En un principio debió existir un proyecto iconográfico completo para las tres portadas, siempre a imitación de las fábricas francesas, muy anteriores a la leonesa. El problema económico constante y que, como vemos, aún se mantiene, debió ser la principal causa del caos en la ubicación de las tallas. Tan solo en la portada Juicio Final parece ser que pudo cumplirse el 90 % del conjunto escultórico previsto, destinado a la representación de los Apóstoles. Faltan las Apostoles 2 bisimágenes de dos de ellos, aunque se incluye a San Pablo.

El resto de los encargos para las otras dos portadas, debió de sufrir múltiples avatares a través del tiempo, dando lugar a cambios importantes en los artistas, a demoras considerables entre encargo y creación, a una ubicación inadecuada respecto del plan inicial pero, sobre todo, a la no culminación del proyecto originario dejándose de realizar varias figuras programadas, y dando lugar a espacios que se colmataron con obras tardías o a inconvenientes cambios de lugar, con objeto de tratar de salvar parcialmente la estética de las portadas. 

Como ejemplo, destacar la “deforme” alegoría de la Justicia que se encontraba situada en la portada de San Juan. Su desproporcionado tamaño se explica, según Waldo Merino, porque posiblemente formaba parte de un conjunto para ser contemplado en altura que se encontraba sobre el Abditorio, lugar de reunión del tribunal eclesiástico, que se encontraba en las dependencias existentes en el lado sur de la fábrica y que enlazaban con el Palacio Episcopal. Era la estructura conocida como Puerta Obispo, demolida en 1910.

Una vez apeadas las 23 tallas de su emplazamiento, tres de ellas, entre las que se encuentra la Sibila Eritrea (Ver en www.fonsado.com), se ubicaron bajo la torre Norte, en la Capilla de San Juan de Regla. El resto se instalaron en el claustro catedralicio, donde aún siguen.

Esta situación no presenta una solución a corto plazo. El Ayuntamiento ha ofrecido recientemente la colaboración de los artesanos de la Escuela Taller, para la realización de las réplicas de las tallas. Sin embargo, parece ser que la localización y coste de la piedra adecuada, resulta, de momento, un verdadero problema. En el caso de que se solucionase el problema en lo que queda de este año, el responsable del Cabildo estima un plazo de ejecución de tres meses por copia, es decir, en el mejor de los supuestos, la portada occidental de la Catedral de León no volverá a tener el conjunto total de sus tallas hasta dentro de seis años.

866603_1

Como hemos señalado, fue el proyecto iconográfico del apostolado el que quedó mejor resuelto. Las figuras de los Apóstoles ocupaban las jambas de la portada central y parte del espacio entre las puertas: siete a la izquierda y cuatro a la derecha. 

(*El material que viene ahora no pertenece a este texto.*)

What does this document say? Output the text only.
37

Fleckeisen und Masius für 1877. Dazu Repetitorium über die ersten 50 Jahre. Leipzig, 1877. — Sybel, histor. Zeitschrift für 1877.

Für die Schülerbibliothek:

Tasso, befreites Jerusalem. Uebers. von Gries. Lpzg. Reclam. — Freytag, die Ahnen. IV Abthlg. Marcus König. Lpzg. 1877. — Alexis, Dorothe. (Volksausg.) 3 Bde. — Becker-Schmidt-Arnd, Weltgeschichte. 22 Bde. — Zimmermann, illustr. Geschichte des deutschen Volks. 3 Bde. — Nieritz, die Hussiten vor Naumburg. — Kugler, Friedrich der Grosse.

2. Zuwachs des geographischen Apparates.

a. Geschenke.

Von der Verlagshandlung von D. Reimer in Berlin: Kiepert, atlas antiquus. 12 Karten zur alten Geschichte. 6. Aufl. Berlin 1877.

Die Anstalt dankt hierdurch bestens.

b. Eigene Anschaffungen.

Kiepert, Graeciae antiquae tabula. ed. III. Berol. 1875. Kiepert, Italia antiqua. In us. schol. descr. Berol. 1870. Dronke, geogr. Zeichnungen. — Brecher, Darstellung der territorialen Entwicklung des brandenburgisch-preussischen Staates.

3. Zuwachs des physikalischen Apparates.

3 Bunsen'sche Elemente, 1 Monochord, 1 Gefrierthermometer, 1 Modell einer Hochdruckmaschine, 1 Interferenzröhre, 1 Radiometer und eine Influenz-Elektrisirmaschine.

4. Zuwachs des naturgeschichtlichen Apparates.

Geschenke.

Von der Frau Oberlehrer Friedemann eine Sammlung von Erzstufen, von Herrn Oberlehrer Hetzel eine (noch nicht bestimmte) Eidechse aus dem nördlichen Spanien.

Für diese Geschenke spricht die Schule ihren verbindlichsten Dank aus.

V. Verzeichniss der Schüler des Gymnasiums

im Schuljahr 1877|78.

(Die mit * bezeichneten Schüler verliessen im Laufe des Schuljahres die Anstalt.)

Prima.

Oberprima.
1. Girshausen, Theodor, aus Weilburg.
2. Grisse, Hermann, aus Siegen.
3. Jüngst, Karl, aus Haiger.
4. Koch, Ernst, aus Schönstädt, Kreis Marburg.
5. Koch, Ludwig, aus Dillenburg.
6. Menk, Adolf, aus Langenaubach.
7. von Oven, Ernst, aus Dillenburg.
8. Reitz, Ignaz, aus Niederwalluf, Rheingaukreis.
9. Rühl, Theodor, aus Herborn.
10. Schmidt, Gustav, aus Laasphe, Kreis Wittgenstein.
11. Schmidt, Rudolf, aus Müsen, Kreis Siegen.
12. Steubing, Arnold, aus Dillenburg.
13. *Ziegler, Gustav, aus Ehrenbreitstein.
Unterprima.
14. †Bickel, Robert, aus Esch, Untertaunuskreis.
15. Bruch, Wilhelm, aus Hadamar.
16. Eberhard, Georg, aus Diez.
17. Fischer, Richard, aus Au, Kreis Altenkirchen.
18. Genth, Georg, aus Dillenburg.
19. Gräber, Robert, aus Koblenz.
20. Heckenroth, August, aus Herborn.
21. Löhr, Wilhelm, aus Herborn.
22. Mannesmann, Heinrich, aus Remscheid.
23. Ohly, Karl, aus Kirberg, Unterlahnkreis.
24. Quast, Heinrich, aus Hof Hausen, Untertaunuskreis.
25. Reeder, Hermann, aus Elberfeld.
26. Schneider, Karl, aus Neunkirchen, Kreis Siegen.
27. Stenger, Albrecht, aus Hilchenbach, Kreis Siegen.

Los Apóstoles, los enviados, son los encargados de difundir las enseñanzas de Cristo (“Y envióles a predicar el reino de Dios, …” -Lc. 9, 2- ), pero también son los destinados a estar presentes como mentores en el Juicio, y este es el fundamento de su presencia en las jambas de la portada central de la catedral leonesa, conocida como portada del Juicio Final. Fueron doce los hombres que Cristo escogió para aprender sus enseñanzas y extenderlas por todos los lugares de la Tierra. No es un número al azar. Es un número perfecto que significa conquista, elección: doce son las tribus de Israel, los signos del zodiaco, los meses del año, doce los profetas del Antiguo Testamento; doce las puertas de la Jerusalén celeste, doce las legiones de ángeles y doce serán los hombres elegidos.

Última cena San Isidoro

A los doce originales: Simón Pedro, su hermano Andrés, Santiago (Mayor) y Juan de Zebedeo, también hermanos, Felipe de Betsaida, Bartolomé de Caná, Mateo el publicano, Tomás, Santiago el de Alfeo (Menor), Simón el Zelote, Judas Tadeo y Judas Iscariote, se les asocia Pablo, considerado el Apóstol de los gentiles, y, más tarde, Matías que sustituirá al traidor Judas Iscariote.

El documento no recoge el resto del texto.